March 16, 2001 -- Warehouse and superstores have become wildly popular because customers love the low prices, and that they can buy everything from lumber to light bulbs under one roof.

But critics say shopping at stores like Home Depot and Wal-Mart can be dangerous. Heavy merchandise is often stacked high into the air and at Home Depot, forklifts operating during store hours can be hazardous to shoppers.

The safety issue came into sharp focus last year, after three people died at Home Depot stores in an eight-month period.

Tragic Accidents

In November 1999, Rebecca Hamilton and her 79-year-old mother, Mary Penturff, were shopping at a Home Depot in Los Angeles, when a 19-year-old forklift operator knocked a heavy box from an upper shelf. The box struck and killed Penturff.

"I saw this huge pallet falling," Hamilton remembers. "It hit her on the head and there was blood pouring out of her."

Home Depot settled a lawsuit brought by Penturff's family members, who were shocked that their mother could be killed while shopping.

"I thought it was a freak accident and that something like this should never have happened," says Hamilton's sister, Maggie.

But Penturff is not the only victim of such accidents. Just six months later, at a Home Depot in Twin Falls, Idaho, 3-year-old Janessa Horner was knocked to the floor and crushed to death when a load of kitchen counter tops fell from a forklift.

Then last July, a pile of landscaping timbers fell on Jeffrey Mead and killed him at a Home Depot in Danbury, Conn.

Home Depot stores are not the only stores where there have been deadly accidents caused by falling merchandise.

In 1997, at a Wal-Mart in Virginia Beach, Va., a television cabinet killed a 2-year-old girl when it fell on her. At an Abilene, Texas, Sam's Club, a subsidiary of Wal-Mart, a 3-year-old boy died when a bookcase fell on him in 1996. And in 1994 at a HomeBase store in Edmonds, Wash., a woman was crushed to death by a load of ceramic tile.

Home Depot executive Mark Baker says his store has taken measures to ensure such accidents do not recur. "All of us feel very badly," Baker says. "We want to take away each one of those [incidents] ... and make sure it never happens again."

Last December, soon after the deaths at Home Depot, the company appointed John Mullen vice president of safety, with more than 100 new safety managers reporting to him. He tells 20/20 that among other precautions, the store cordons off aisles in which lifts are operating.

Incriminating Video

But hidden-camera footage taken by 20/20 and WABC-TV at several Home Depots show that the store's precautionary measures are sometimes neglected. Aisles are not always closed off and customers frequently walk dangerously close to busy forklifts.

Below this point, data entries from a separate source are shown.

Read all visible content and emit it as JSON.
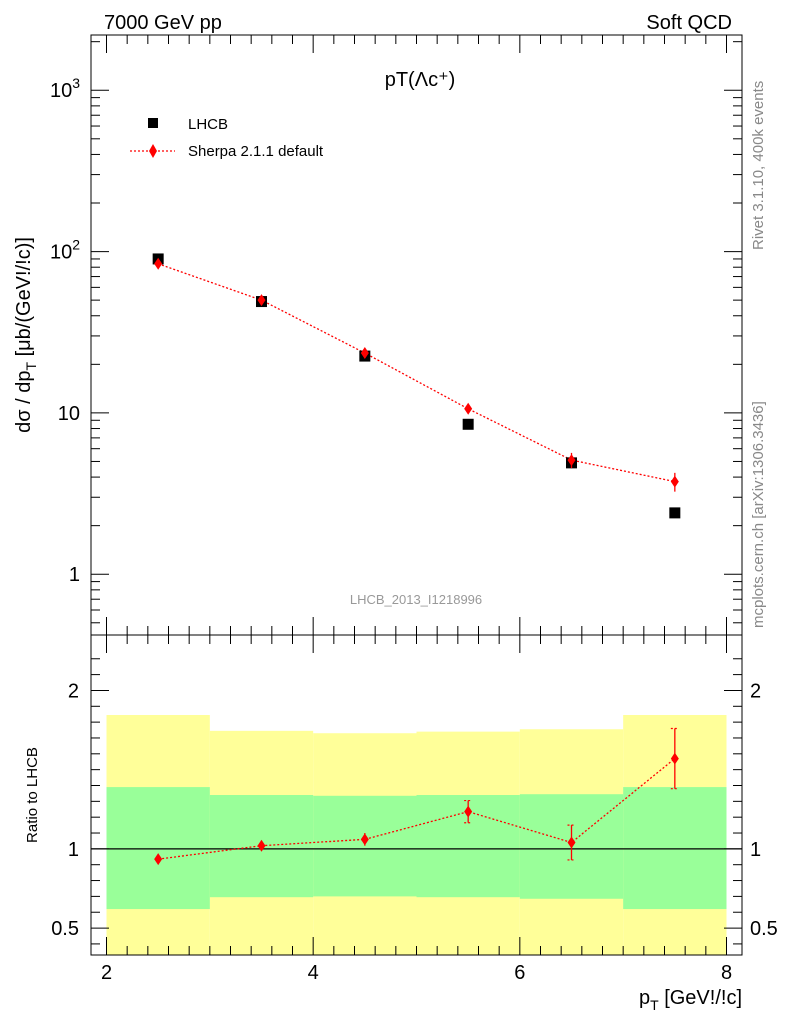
{
  "header": {
    "energy_label": "7000 GeV pp",
    "process_label": "Soft QCD"
  },
  "side_labels": {
    "rivet": "Rivet 3.1.10,  400k events",
    "mcplots": "mcplots.cern.ch [arXiv:1306.3436]"
  },
  "chart_data": [
    {
      "type": "scatter",
      "title": "pT(Λc⁺)",
      "ylabel": "dσ / dp_T [μb/(GeV!/!c)]",
      "xlabel": "p_T [GeV!/!c]",
      "yscale": "log",
      "xlim": [
        1.85,
        8.15
      ],
      "ylim": [
        0.42,
        2200
      ],
      "y_ticks": [
        1,
        10,
        100,
        1000
      ],
      "y_tick_labels": [
        "1",
        "10",
        "10^2",
        "10^3"
      ],
      "analysis_label": "LHCB_2013_I1218996",
      "legend_position": "top-left",
      "series": [
        {
          "name": "LHCB",
          "marker": "square",
          "color": "#000000",
          "x": [
            2.5,
            3.5,
            4.5,
            5.5,
            6.5,
            7.5
          ],
          "y": [
            90,
            49,
            22.5,
            8.5,
            4.9,
            2.4
          ]
        },
        {
          "name": "Sherpa 2.1.1 default",
          "marker": "diamond",
          "color": "#ff0000",
          "line": "dotted",
          "x": [
            2.5,
            3.5,
            4.5,
            5.5,
            6.5,
            7.5
          ],
          "y": [
            84,
            50,
            23.5,
            10.6,
            5.1,
            3.75
          ],
          "y_err": [
            3,
            2,
            1.2,
            0.6,
            0.55,
            0.5
          ]
        }
      ]
    },
    {
      "type": "scatter",
      "ylabel": "Ratio to LHCB",
      "xlim": [
        1.85,
        8.15
      ],
      "ylim": [
        0.33,
        2.35
      ],
      "y_ticks": [
        0.5,
        1,
        2
      ],
      "y_tick_labels": [
        "0.5",
        "1",
        "2"
      ],
      "x_ticks": [
        2,
        4,
        6,
        8
      ],
      "x_tick_labels": [
        "2",
        "4",
        "6",
        "8"
      ],
      "reference_line": 1,
      "bands": {
        "bins": [
          [
            2,
            3
          ],
          [
            3,
            4
          ],
          [
            4,
            5
          ],
          [
            5,
            6
          ],
          [
            6,
            7
          ],
          [
            7,
            8
          ]
        ],
        "inner_color": "#99ff99",
        "outer_color": "#ffff99",
        "inner_upper": [
          1.39,
          1.34,
          1.335,
          1.34,
          1.345,
          1.39
        ],
        "inner_lower": [
          0.62,
          0.695,
          0.7,
          0.695,
          0.685,
          0.62
        ],
        "outer_upper": [
          1.845,
          1.745,
          1.73,
          1.74,
          1.755,
          1.845
        ],
        "outer_lower": [
          0.33,
          0.33,
          0.33,
          0.33,
          0.33,
          0.33
        ]
      },
      "series": [
        {
          "name": "Sherpa 2.1.1 default",
          "marker": "diamond",
          "color": "#ff0000",
          "line": "dotted",
          "x": [
            2.5,
            3.5,
            4.5,
            5.5,
            6.5,
            7.5
          ],
          "y": [
            0.935,
            1.02,
            1.06,
            1.235,
            1.04,
            1.57
          ],
          "y_err": [
            0.025,
            0.03,
            0.04,
            0.07,
            0.11,
            0.19
          ]
        }
      ]
    }
  ]
}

One video shows customers having to duck underneath a forklift. Other video shows a forklift with a huge load of plywood coming so close to shoppers that the driver has to yell out a warning.

Safety consultant John Mrosczcyk points out other potential hazards on the tapes: Restraining bars meant to hold lumber in place are unused and left dangling, ladders and doors lean against aisles with nothing preventing them from toppling over onto customers, and heavy merchandise was found hanging over the edge of lofty shelves.

Court documents from a suit filed against Wal-Mart reveal that the store had more than 17,000 falling-merchandise incidents between 1989 and 1994. Records from a lawsuit against Home Depot show that a few years ago that store received 185 injury claims per week, though most, they say, were minor.

Home Depot's Baker says the statistics can be misleading but admits the hidden camera video shows room for improvement. He says the company wants to focus on improvements to "ever improve our shopping experience for our customer."

The company says it's committed to re-training employees as necessary, limiting what products can be stored on upper shelves, using more plastic shrink wrapping to keep merchandise from shifting, and reducing the use of lift equipment during peak store hours.

In a letter to 20/20, Wal-Mart says it, too, has learned from the tragedies in its stores and has taken measures to make sure merchandise doesn't fall from their shelves and displays. Nevertheless, safety experts recommend that shoppers stay aware of their surroundings.